Esta propuesta es relevante en el mundo actual. Mi argumento es que la estética cotidiana de Saito, entendida como práctica activa y reflexiva de atención sensible, es una herramienta filosófica para recuperar la autonomía perceptiva frente a la estetización pasiva que producen los algoritmos, la propaganda y la inteligencia artificial. La diferencia fundamental no es qué objetos están presentes en la vida diaria, pues lo digital también es parte de lo cotidiano, sino qué tipo de autonomía perceptiva ejerce el sujeto al relacionarse con ellos. En lo que sigue reconstruiré los pasajes relevantes de Saito, explicaré sus nociones filosóficas clave, formularé el argumento central, presentaré cuatro contraargumentos y defenderé mi posición desde una perspectiva crítica.

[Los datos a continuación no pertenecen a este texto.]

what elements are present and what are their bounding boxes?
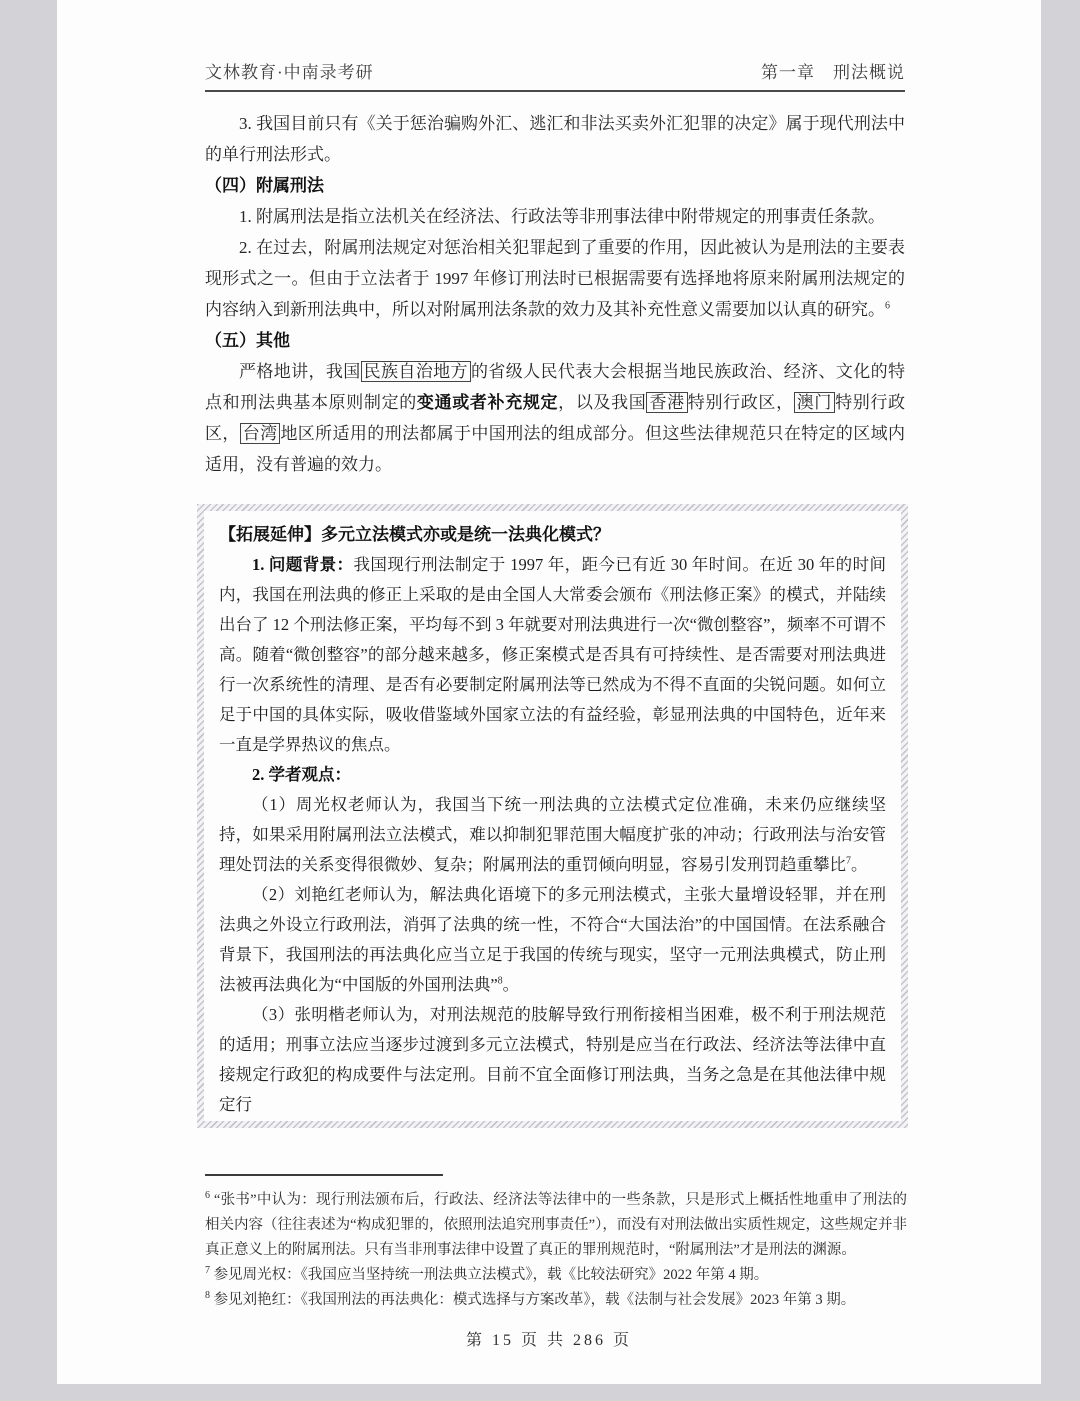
body-content: 3. 我国目前只有《关于惩治骗购外汇、逃汇和非法买卖外汇犯罪的决定》属于现代刑法… [205, 108, 905, 480]
problem-background-label: 1. 问题背景： [252, 555, 353, 574]
keyword-box-taiwan: 台湾 [240, 423, 281, 444]
problem-background-paragraph: 1. 问题背景：我国现行刑法制定于 1997 年，距今已有近 30 年时间。在近… [219, 550, 886, 760]
other-seg6: 地区所适用的刑法都属于中国刑法的组成部分。但这些法律规范只在特定的区域内适用，没… [205, 424, 905, 474]
appendant-definition-paragraph: 1. 附属刑法是指立法机关在经济法、行政法等非刑事法律中附带规定的刑事责任条款。 [205, 201, 905, 232]
footnote-7: 7 参见周光权：《我国应当坚持统一刑法典立法模式》，载《比较法研究》2022 年… [205, 1263, 907, 1288]
other-seg1: 严格地讲，我国 [239, 362, 361, 381]
footnote-separator [205, 1174, 443, 1176]
keyword-box-hongkong: 香港 [646, 392, 687, 413]
paragraph-single-criminal-law: 3. 我国目前只有《关于惩治骗购外汇、逃汇和非法买卖外汇犯罪的决定》属于现代刑法… [205, 108, 905, 170]
scholar-view-2-text: （2）刘艳红老师认为，解法典化语境下的多元刑法模式，主张大量增设轻罪，并在刑法典… [219, 885, 886, 994]
problem-background-text: 我国现行刑法制定于 1997 年，距今已有近 30 年时间。在近 30 年的时间… [219, 555, 886, 754]
section-title-other: （五）其他 [205, 325, 905, 356]
scholar-view-1-text: （1）周光权老师认为，我国当下统一刑法典的立法模式定位准确，未来仍应继续坚持，如… [219, 795, 886, 874]
section-title-appendant-criminal-law: （四）附属刑法 [205, 170, 905, 201]
page-header: 文林教育·中南录考研 第一章 刑法概说 [205, 58, 905, 92]
extension-box: 【拓展延伸】多元立法模式亦或是统一法典化模式？ 1. 问题背景：我国现行刑法制定… [197, 504, 908, 1128]
appendant-history-paragraph: 2. 在过去，附属刑法规定对惩治相关犯罪起到了重要的作用，因此被认为是刑法的主要… [205, 232, 905, 325]
footnotes-block: 6 “张书”中认为：现行刑法颁布后，行政法、经济法等法律中的一些条款，只是形式上… [205, 1188, 907, 1313]
footnote-6: 6 “张书”中认为：现行刑法颁布后，行政法、经济法等法律中的一些条款，只是形式上… [205, 1188, 907, 1263]
other-paragraph: 严格地讲，我国民族自治地方的省级人民代表大会根据当地民族政治、经济、文化的特点和… [205, 356, 905, 480]
keyword-box-macau: 澳门 [794, 392, 835, 413]
extension-box-title: 【拓展延伸】多元立法模式亦或是统一法典化模式？ [219, 520, 886, 550]
footnote-8: 8 参见刘艳红：《我国刑法的再法典化：模式选择与方案改革》，载《法制与社会发展》… [205, 1288, 907, 1313]
scholar-view-2-end: 。 [503, 975, 520, 994]
document-page: 文林教育·中南录考研 第一章 刑法概说 3. 我国目前只有《关于惩治骗购外汇、逃… [57, 0, 1041, 1384]
scholar-view-3: （3）张明楷老师认为，对刑法规范的肢解导致行刑衔接相当困难，极不利于刑法规范的适… [219, 1000, 886, 1120]
header-chapter-title: 第一章 刑法概说 [761, 58, 905, 83]
extension-box-inner: 【拓展延伸】多元立法模式亦或是统一法典化模式？ 1. 问题背景：我国现行刑法制定… [204, 511, 901, 1121]
footnote-8-text: 参见刘艳红：《我国刑法的再法典化：模式选择与方案改革》，载《法制与社会发展》20… [214, 1292, 856, 1308]
scholar-view-1-end: 。 [851, 855, 868, 874]
other-seg3: ，以及我国 [558, 393, 646, 412]
footnote-7-marker: 7 [205, 1265, 210, 1276]
page-number: 第 15 页 共 286 页 [57, 1327, 1041, 1350]
scholar-views-label: 2. 学者观点： [219, 760, 886, 790]
keyword-box-ethnic-autonomous-areas: 民族自治地方 [361, 361, 471, 382]
scholar-view-1: （1）周光权老师认为，我国当下统一刑法典的立法模式定位准确，未来仍应继续坚持，如… [219, 790, 886, 880]
footnote-6-text: “张书”中认为：现行刑法颁布后，行政法、经济法等法律中的一些条款，只是形式上概括… [205, 1192, 907, 1258]
scholar-view-2: （2）刘艳红老师认为，解法典化语境下的多元刑法模式，主张大量增设轻罪，并在刑法典… [219, 880, 886, 1000]
footnote-8-marker: 8 [205, 1290, 210, 1301]
other-seg4: 特别行政区， [688, 393, 794, 412]
footnote-7-text: 参见周光权：《我国应当坚持统一刑法典立法模式》，载《比较法研究》2022 年第 … [214, 1267, 769, 1283]
appendant-history-text: 2. 在过去，附属刑法规定对惩治相关犯罪起到了重要的作用，因此被认为是刑法的主要… [205, 238, 905, 319]
footnote-ref-6: 6 [885, 300, 890, 311]
bold-adaptive-supplementary-provisions: 变通或者补充规定 [417, 393, 558, 412]
header-brand: 文林教育·中南录考研 [205, 58, 374, 83]
footnote-6-marker: 6 [205, 1190, 210, 1201]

Comencemos por entender qué es la visión parroquial del arte. En el ensayo de Saito, se observa que, aunque muchos filósofos insisten en que las cualidades estéticas no se limitan a las artes, esos pensadores suelen tomar las artes como foco principal de su discusión.[1] Esto es el señalamiento de una contradicción estructural: en teoría dicen que cualquier cosa puede ser estética, pero en la práctica los filósofos sólo hablan de arte. Esta restricción representa un punto de vista parroquial propio de las teorías estéticas occidentales modernas, que presupone condiciones culturales y económicas muy específicas.[2] Culturas como la balinesa, la inuit y la japonesa integran lo estético en todo lo que hacen y fabrican, sin necesitar la separación arte/no-arte que caracteriza la tradición occidental.
Saltemos ahora al concepto central que Saito propone para pensar la experiencia estética cotidiana: la experiencia sin marco, o frameless. En el arte institucionalizado el objeto se presenta con un marco determinado: una pintura se ve circunscrita por su bastidor, una sinfonía consiste en los sonidos que conforman la partitura. Los elementos que quedan fuera, el olor a pintura, el ruido del tráfico, la tos del público, se ignoran conscientemente. Por el contrario, los objetos cotidianos no tienen esas reglas, nadie nos dice cómo apreciarlos, así que somos nosotros quienes decidimos qué incluir en la experiencia, convirtiendo al sujeto en creador de su propio objeto estético. La apreciación de un partido de béisbol puede incluir los gritos de los aficionados, el calor del sol y el olor de la comida. La apreciación de una taza de té puede incorporar la textura del cuenco, el aroma y el sonido del sorbo.[3] En todos estos casos el sujeto no recibe un objeto estético ya delimitado: lo construye activamente. Está participación activa es lo que convierte una simple sensación en una experiencia estética real.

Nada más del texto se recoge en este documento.